Eurovision : la France a pris sa décision, un candidat annoncé pour l'édition 2026
L'Eurovision, le plus célèbre concours de chant européen, suscite déjà de vives polémiques, à 5 mois de sa 70e édition prévue en mai prochain, à Vienne, en Autriche. En cause : la participation d'Israël, autorisée par les organisateurs malgré les protestations de plusieurs participants. Le feuilleton a débuté en septembre, lorsque de nombreux pays européens ont demandé l'exclusion d'Israël en raison de la situation humanitaire dramatique à Gaza.
Les organisateurs de l'Eurovision tentaient déjà depuis plusieurs années de préserver tant bien que mal la neutralité du concours, en excluant certains pays lorsque le contexte l'imposait, comme la Russie après l'invasion de l'Ukraine en 2022 ou la Biélorussie après la réélection contestée de son président en 2021. Mais cette fois, le cas israélien déchire comme jamais le Vieux Continent.
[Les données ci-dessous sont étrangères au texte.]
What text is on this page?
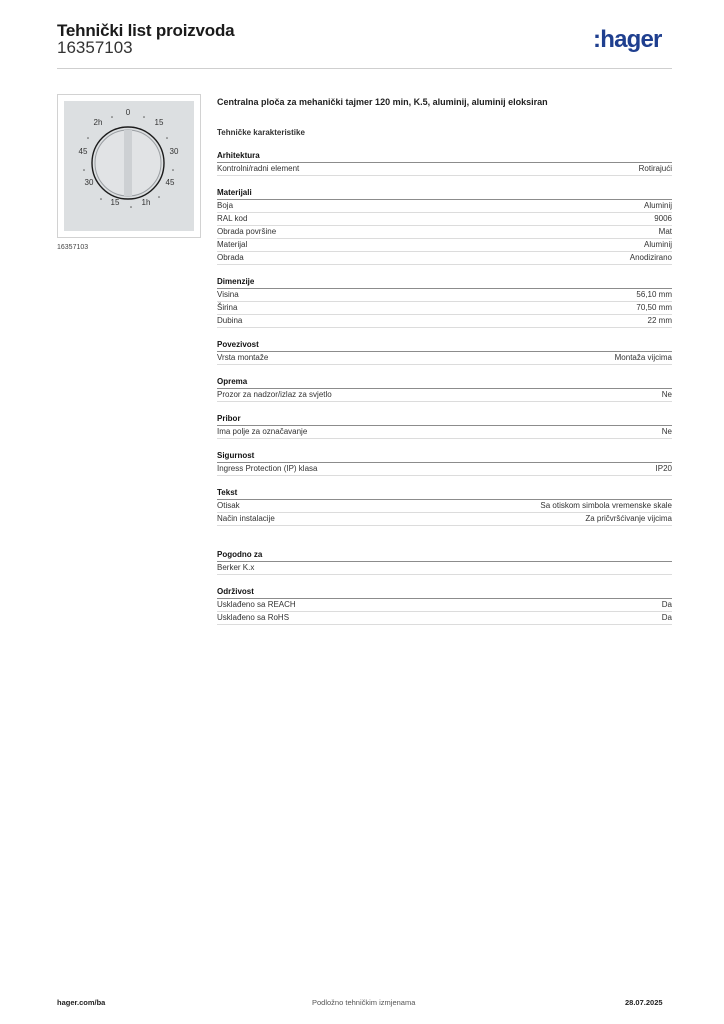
Tehnički list proizvoda
16357103	:hager
0
15
30
45
1h
15
30
45
2h
16357103
Centralna ploča za mehanički tajmer 120 min, K.5, aluminij, aluminij eloksiran
Tehničke karakteristike
Arhitektura
Kontrolni/radni element	Rotirajući
Materijali
Boja	Aluminij
RAL kod	9006
Obrada površine	Mat
Materijal	Aluminij
Obrada	Anodizirano
Dimenzije
Visina	56,10 mm
Širina	70,50 mm
Dubina	22 mm
Povezivost
Vrsta montaže	Montaža vijcima
Oprema
Prozor za nadzor/izlaz za svjetlo	Ne
Pribor
Ima polje za označavanje	Ne
Sigurnost
Ingress Protection (IP) klasa	IP20
Tekst
Otisak	Sa otiskom simbola vremenske skale
Način instalacije	Za pričvršćivanje vijcima
Pogodno za
Berker K.x
Održivost
Usklađeno sa REACH	Da
Usklađeno sa RoHS	Da
hager.com/ba	Podložno tehničkim izmjenama	28.07.2025
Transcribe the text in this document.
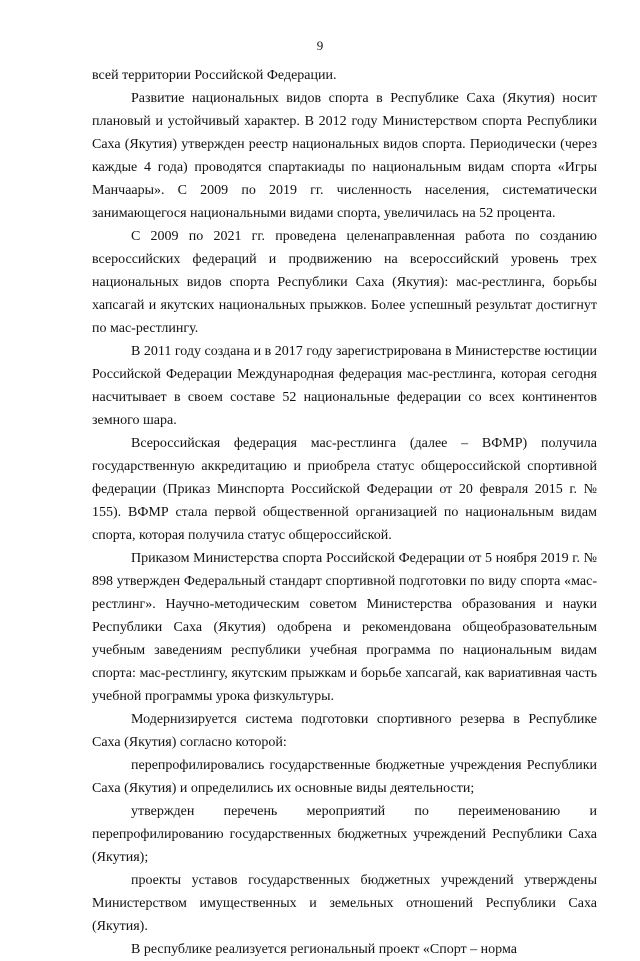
9

всей территории Российской Федерации.

Развитие национальных видов спорта в Республике Саха (Якутия) носит плановый и устойчивый характер. В 2012 году Министерством спорта Республики Саха (Якутия) утвержден реестр национальных видов спорта. Периодически (через каждые 4 года) проводятся спартакиады по национальным видам спорта «Игры Манчаары». С 2009 по 2019 гг. численность населения, систематически занимающегося национальными видами спорта, увеличилась на 52 процента.

С 2009 по 2021 гг. проведена целенаправленная работа по созданию всероссийских федераций и продвижению на всероссийский уровень трех национальных видов спорта Республики Саха (Якутия): мас-рестлинга, борьбы хапсагай и якутских национальных прыжков. Более успешный результат достигнут по мас-рестлингу.

В 2011 году создана и в 2017 году зарегистрирована в Министерстве юстиции Российской Федерации Международная федерация мас-рестлинга, которая сегодня насчитывает в своем составе 52 национальные федерации со всех континентов земного шара.

Всероссийская федерация мас-рестлинга (далее – ВФМР) получила государственную аккредитацию и приобрела статус общероссийской спортивной федерации (Приказ Минспорта Российской Федерации от 20 февраля 2015 г. № 155). ВФМР стала первой общественной организацией по национальным видам спорта, которая получила статус общероссийской.

Приказом Министерства спорта Российской Федерации от 5 ноября 2019 г. № 898 утвержден Федеральный стандарт спортивной подготовки по виду спорта «мас-рестлинг». Научно-методическим советом Министерства образования и науки Республики Саха (Якутия) одобрена и рекомендована общеобразовательным учебным заведениям республики учебная программа по национальным видам спорта: мас-рестлингу, якутским прыжкам и борьбе хапсагай, как вариативная часть учебной программы урока физкультуры.

Модернизируется система подготовки спортивного резерва в Республике Саха (Якутия) согласно которой:

перепрофилировались государственные бюджетные учреждения Республики Саха (Якутия) и определились их основные виды деятельности;

утвержден перечень мероприятий по переименованию и перепрофилированию государственных бюджетных учреждений Республики Саха (Якутия);

проекты уставов государственных бюджетных учреждений утверждены Министерством имущественных и земельных отношений Республики Саха (Якутия).

В республике реализуется региональный проект «Спорт – норма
Fin novembre, l'Union européenne de radio-télévision (UER) a finalement décidé lors d'un vote qu'il n'était pas nécessaire de se prononcer à nouveau sur la participation israélienne, à condition que le pays se conforme à de nouvelles règles. Ces mesures visent à limiter les soupçons d'irrégularités dans le vote du public après la polémique de l'édition 2025. La candidate israélienne Yuval Raphael était arrivée 2e grâce au vote massif des téléspectateurs, malgré les notes très basses des jurys professionnels. L'UER a donc réduit le nombre de votes possibles par personne et renforcé la transparence du processus.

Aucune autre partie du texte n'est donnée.